The Adventures of Tintin feels like one big stunt show. If you are a lover of action and chase, this is your movie. Nearly every scene goes by without a moment to stop and take a break from massive pieces like the chase in a Morocco village or the scene where Tintin gets abducted and Snowy chases after. One after another, there is non-stop running and gun fire that goes on and on. Its done rather well and camera movement is a callback to Spielberg’s days of 1980s action like Raiders of the Lost Ark or blockbuster treats like Jurassic Park. The entertainment value is there and really lives up to being highly recommended.

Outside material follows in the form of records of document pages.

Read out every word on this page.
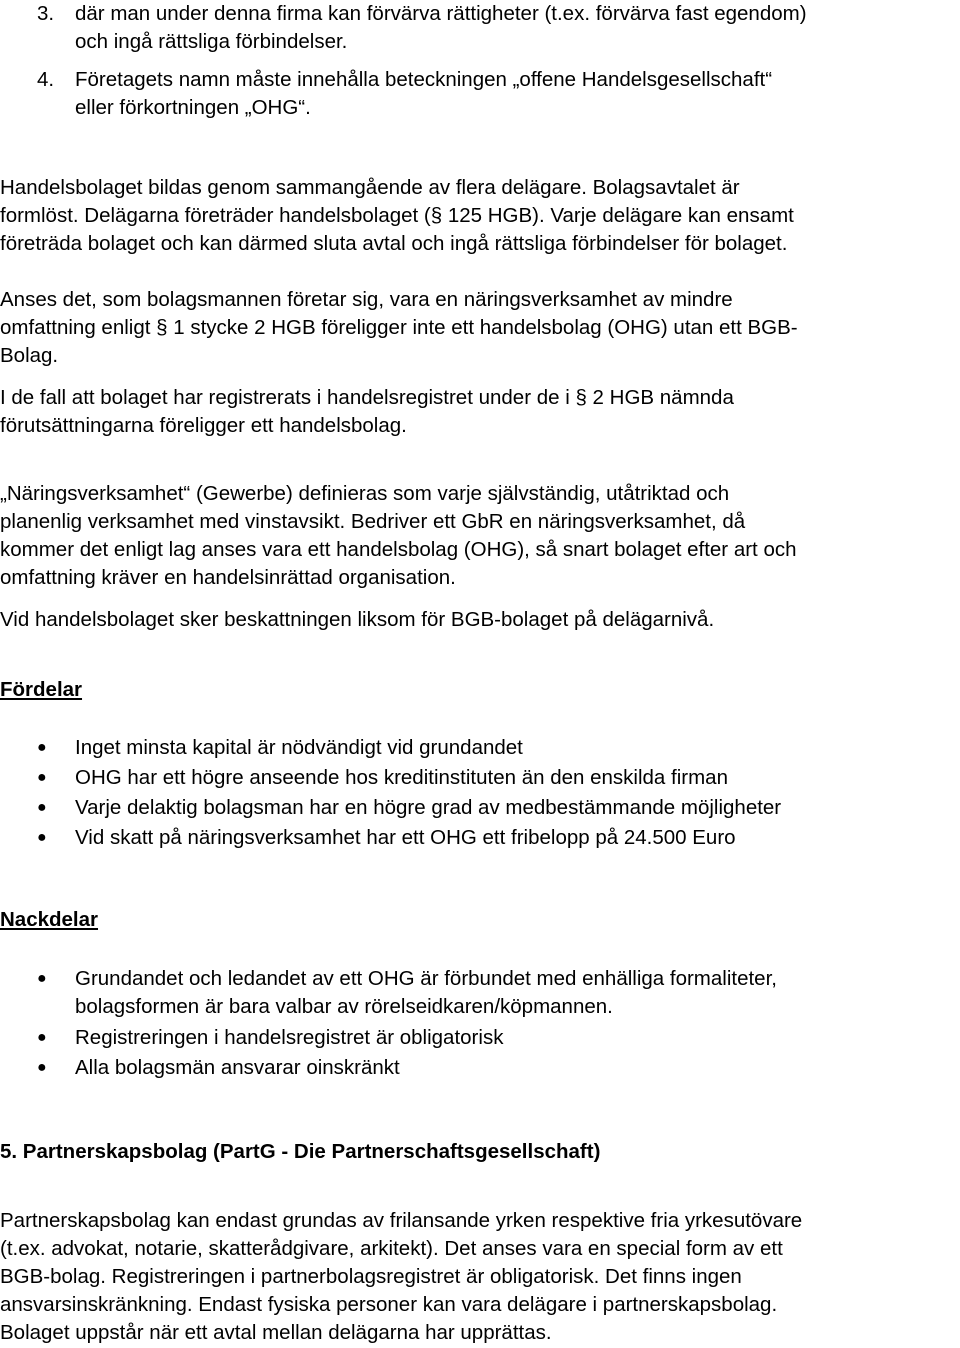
3. där man under denna firma kan förvärva rättigheter (t.ex. förvärva fast egendom)
och ingå rättsliga förbindelser.
4. Företagets namn måste innehålla beteckningen „offene Handelsgesellschaft“
eller förkortningen „OHG“.
Handelsbolaget bildas genom sammangående av flera delägare. Bolagsavtalet är
formlöst. Delägarna företräder handelsbolaget (§ 125 HGB). Varje delägare kan ensamt
företräda bolaget och kan därmed sluta avtal och ingå rättsliga förbindelser för bolaget.
Anses det, som bolagsmannen företar sig, vara en näringsverksamhet av mindre
omfattning enligt § 1 stycke 2 HGB föreligger inte ett handelsbolag (OHG) utan ett BGB-
Bolag.
I de fall att bolaget har registrerats i handelsregistret under de i § 2 HGB nämnda
förutsättningarna föreligger ett handelsbolag.
„Näringsverksamhet“ (Gewerbe) definieras som varje självständig, utåtriktad och
planenlig verksamhet med vinstavsikt. Bedriver ett GbR en näringsverksamhet, då
kommer det enligt lag anses vara ett handelsbolag (OHG), så snart bolaget efter art och
omfattning kräver en handelsinrättad organisation.
Vid handelsbolaget sker beskattningen liksom för BGB-bolaget på delägarnivå.
Fördelar
● Inget minsta kapital är nödvändigt vid grundandet
● OHG har ett högre anseende hos kreditinstituten än den enskilda firman
● Varje delaktig bolagsman har en högre grad av medbestämmande möjligheter
● Vid skatt på näringsverksamhet har ett OHG ett fribelopp på 24.500 Euro
Nackdelar
● Grundandet och ledandet av ett OHG är förbundet med enhälliga formaliteter,
bolagsformen är bara valbar av rörelseidkaren/köpmannen.
● Registreringen i handelsregistret är obligatorisk
● Alla bolagsmän ansvarar oinskränkt
5. Partnerskapsbolag (PartG - Die Partnerschaftsgesellschaft)
Partnerskapsbolag kan endast grundas av frilansande yrken respektive fria yrkesutövare
(t.ex. advokat, notarie, skatterådgivare, arkitekt). Det anses vara en special form av ett
BGB-bolag. Registreringen i partnerbolagsregistret är obligatorisk. Det finns ingen
ansvarsinskränkning. Endast fysiska personer kan vara delägare i partnerskapsbolag.
Bolaget uppstår när ett avtal mellan delägarna har upprättas.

The pacing of the story goes by rather fast that one doesn’t stop to think how much time has passed. It gets you engaged into the characters and the environment around you with moments that feel like they were lifted out of a 1940 serial. As far as the motion capture goes, WETA has done a good job again in creating charactures as opposed to making animated real people to where ImageMovers Digital failed in. ImageMovers was trying to break new ground, as opposed to making use of it by bending the reality. As a result, they easily outdo The Polar Express and its experimental view of the motion capture system. Then again, WETA has already perfected it with Goulm and King Kong, so nuff said.
However, while Tintin is already a massive hit internationally, in America it’s slowly getting an audience but not as much. My prediction is that it will do moderate in the weeks to come, but not as powerful as the UK release. Then again, with no new releases this New Years Day weekend, there is potential of it climbing to the top spots and according to Box Office Mojo its daily gross has increased from $2 million to $4-$5 million per day (at least for now). The good news is that it has grossed more than Mars Needs Moms, a truly depressing and unpleasant piece that grossed only $24 million domestically and did far worse overseas with $17 million. In comparison, it’s not too late to see a wonderful flick before the year ends that lets you know all is well with the world and that Hollywood hasn’t lost its touch.